それに商人達の嫌がらせならば我々が防げば良いだけではありませんか。」
「確かにあなた方ならば、どんな嫌がらせでも跳ね除けてしましそうだが……。」
ジョージは返事を言いよどむ。
この時はじめてジョージは自身を囲んでいる連中のとんでもなさに気づいた。
今まではこの連中によってカイルに悪影響さえなければいいとしか考えていなかったし、それ以上の興味も示していなかったのだが自身の立場をいとも容易く変えられてしまった事により彼等の破天荒ぶりをようやく思い知らされたのだ。
ジョージの中に今渦巻いているのは不安。
ロジャーの支配下での生活は、底辺の扱いながらも最低限の収入は保証されていた。
が、今は段の手によってその保証が強制的に外されてしまった。
そして今自分が手にしている銀貨10枚という金は、ロジャーを裏切った代償の金……もう今から謝ってもロジャーは許しはしない。

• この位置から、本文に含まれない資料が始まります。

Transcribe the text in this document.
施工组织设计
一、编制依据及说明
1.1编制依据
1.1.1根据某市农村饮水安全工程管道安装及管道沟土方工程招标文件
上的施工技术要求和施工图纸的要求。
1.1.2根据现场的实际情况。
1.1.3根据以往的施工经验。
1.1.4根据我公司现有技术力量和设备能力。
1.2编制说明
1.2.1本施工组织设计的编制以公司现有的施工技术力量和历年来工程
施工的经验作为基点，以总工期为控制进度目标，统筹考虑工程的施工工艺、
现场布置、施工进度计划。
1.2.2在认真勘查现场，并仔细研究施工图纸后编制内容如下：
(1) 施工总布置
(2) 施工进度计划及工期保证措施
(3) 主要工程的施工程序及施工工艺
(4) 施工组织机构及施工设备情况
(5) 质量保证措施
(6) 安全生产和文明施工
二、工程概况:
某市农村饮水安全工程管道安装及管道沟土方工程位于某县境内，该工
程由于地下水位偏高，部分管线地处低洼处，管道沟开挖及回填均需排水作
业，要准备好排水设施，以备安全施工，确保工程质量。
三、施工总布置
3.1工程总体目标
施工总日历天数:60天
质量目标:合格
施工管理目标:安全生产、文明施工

もし自分を許したのなら、ロジャーの職人支配の体制は崩れるのだから。
が、東風はジョージが思い悩んでいる事にも気づかず自身の提案を受け入れたものと勘違いして、続けて忠告する。
「ただし、ヴォレウカーコ派との付き合いは商売だけに留めてください。
深入りすれば何に巻き込まれるかわかったものではありませんから。」
「あ、ああ……
そうか……う、うむ注意しよう。
ありがとう。」
ジョージは形ばかりはその提案を受け入れたものの、考えが頭の中でまとまらぬまま立ち尽くす。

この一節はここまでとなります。